A Guardian investigation into the strikes in the town of Jamaame raises questions over US intelligence, how targets were selected, and why children were hit while they were in the open and likely clearly identifiable to the drone's strike team.
Mother's Account of the Attack
His mother, Marian Haji Abdi Guled, said Abdiqadir was in the street outside their home in Jamaame on 15 November 2025 when he was struck by a missile. 'That's where three of my children got wounded. All three of them were laying on the ground covered in blood,' she said.
'When I tried to tend to them, shells began falling everywhere. Every step you took, or direction you turned, there were shells and missiles raining everywhere. There was no warning before the strikes but we could hear drones hovering above town before the strikes. It was very loud.'
After the attack, Guled took her three injured children into the surrounding countryside to flee the drones. Her eldest, Mohamed, 16, had shrapnel lodged in his fingers, while her daughter Sumaya, 14, had three metal fragments lodged in her head, which have since been removed. Abdiqadir's X-rays show shrapnel still lodged near his hip socket.
Desperate Journey for Treatment
'They bled throughout the night,' Guled said. 'We couldn't leave the countryside because we feared the drones hovering above would bomb us again.' The next day, she traveled 40 miles to Jilib, the de facto capital of territory held by al-Shabaab, the stated target of the US airstrikes. The hospital there could not help.
After borrowing money for the two-day journey, Guled traveled with Abdiqadir and his sister to Mogadishu. 'My oldest still has shrapnel lodged in his body but I left him back in Jamaame because I couldn't afford to take him to Mogadishu and took the younger ones. During the two nights and two days to reach Mogadishu, we couldn't even eat anything. All I thought about was saving my children.'
Urgent Surgery Needed
Doctors at Kaafi hospital in central Mogadishu told his mother that the shrapnel inside the child needed to be urgently removed to avoid life-changing consequences. 'They told me if the shrapnel isn't removed from his body, it could affect his ability to continue walking,' Guled said. 'But I don't have $1,000 needed for the operation. What's worse than being a mother who can't do anything for her wounded children?'
Despite being unable to afford the surgery, Guled has stayed in Mogadishu because it is the only place her child can get treatment.

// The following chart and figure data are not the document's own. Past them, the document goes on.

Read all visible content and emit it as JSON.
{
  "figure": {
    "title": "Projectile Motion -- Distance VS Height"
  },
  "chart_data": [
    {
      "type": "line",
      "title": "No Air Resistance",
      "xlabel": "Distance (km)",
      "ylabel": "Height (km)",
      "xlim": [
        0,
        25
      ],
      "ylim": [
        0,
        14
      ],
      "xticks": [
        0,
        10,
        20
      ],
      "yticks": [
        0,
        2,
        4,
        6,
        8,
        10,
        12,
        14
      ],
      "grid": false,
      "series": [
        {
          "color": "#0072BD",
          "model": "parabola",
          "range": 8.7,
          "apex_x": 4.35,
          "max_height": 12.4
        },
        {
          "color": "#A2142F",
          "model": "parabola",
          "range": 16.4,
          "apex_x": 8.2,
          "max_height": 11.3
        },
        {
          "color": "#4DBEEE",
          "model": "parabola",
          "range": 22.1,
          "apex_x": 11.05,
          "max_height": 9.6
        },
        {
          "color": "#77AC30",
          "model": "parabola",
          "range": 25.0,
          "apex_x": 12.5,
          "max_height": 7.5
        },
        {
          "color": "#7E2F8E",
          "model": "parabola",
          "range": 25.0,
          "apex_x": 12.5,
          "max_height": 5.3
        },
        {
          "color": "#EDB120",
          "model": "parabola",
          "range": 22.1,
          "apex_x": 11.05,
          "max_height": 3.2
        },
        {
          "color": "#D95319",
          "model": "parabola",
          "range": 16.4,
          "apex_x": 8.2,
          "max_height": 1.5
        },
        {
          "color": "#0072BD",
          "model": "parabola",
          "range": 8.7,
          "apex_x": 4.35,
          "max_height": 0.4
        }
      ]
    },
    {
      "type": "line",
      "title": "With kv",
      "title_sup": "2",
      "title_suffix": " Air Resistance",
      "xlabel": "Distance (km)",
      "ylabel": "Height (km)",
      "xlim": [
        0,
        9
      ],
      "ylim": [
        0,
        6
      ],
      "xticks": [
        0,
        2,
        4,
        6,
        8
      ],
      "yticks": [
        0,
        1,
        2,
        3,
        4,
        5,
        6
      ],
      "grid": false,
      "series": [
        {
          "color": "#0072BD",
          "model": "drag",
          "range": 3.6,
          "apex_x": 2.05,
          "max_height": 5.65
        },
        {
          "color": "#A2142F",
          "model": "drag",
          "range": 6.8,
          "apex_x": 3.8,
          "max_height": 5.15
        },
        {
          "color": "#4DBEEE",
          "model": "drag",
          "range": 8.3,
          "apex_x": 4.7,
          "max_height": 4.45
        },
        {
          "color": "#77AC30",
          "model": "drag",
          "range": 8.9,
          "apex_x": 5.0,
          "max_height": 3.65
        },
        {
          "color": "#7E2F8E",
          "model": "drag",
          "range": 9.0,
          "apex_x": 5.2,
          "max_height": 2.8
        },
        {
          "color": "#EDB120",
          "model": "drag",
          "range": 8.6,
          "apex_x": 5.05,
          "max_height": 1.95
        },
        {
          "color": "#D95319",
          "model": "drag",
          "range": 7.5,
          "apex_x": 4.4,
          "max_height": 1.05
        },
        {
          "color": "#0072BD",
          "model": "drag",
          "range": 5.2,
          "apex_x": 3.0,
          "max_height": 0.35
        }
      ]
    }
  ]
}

However, the cost of renting accommodation in the capital – nearly £190 a month – makes it impossible for the family to save enough for the surgery.
No Compensation from US
The US has not paid compensation to any Somali civilians injured or killed in airstrikes. Under the Trump administration, the Pentagon also quietly scrapped a programme making it a legal requirement to prevent and respond to civilian deaths. 'I don't know where the money for the operation will come from,' Guled said. 'I left the children's father back at the farm in Jamaame to protect our crops from wild animals. He also doesn't have money to reach Mogadishu.'
The airstrikes were conducted alongside Somali ground forces in a joint operation led by the US military's Africa command, suggesting the possibility that some casualties may have been inflicted by those troops. Witness testimonies, however, all describe the Jamaame casualties being caused by bombs dropped from drones, rather than fire from ground troops. US officials would not answer questions over Somali forces' role in the attack.
Guled has no doubts over the origin of the strikes that injured her children, insisting they had not been inflicted by infantry weapons. 'It is the Americans who are responsible for our suffering,' she said. The US Department of War did not respond to a series of detailed questions regarding the airstrikes on Jamaame.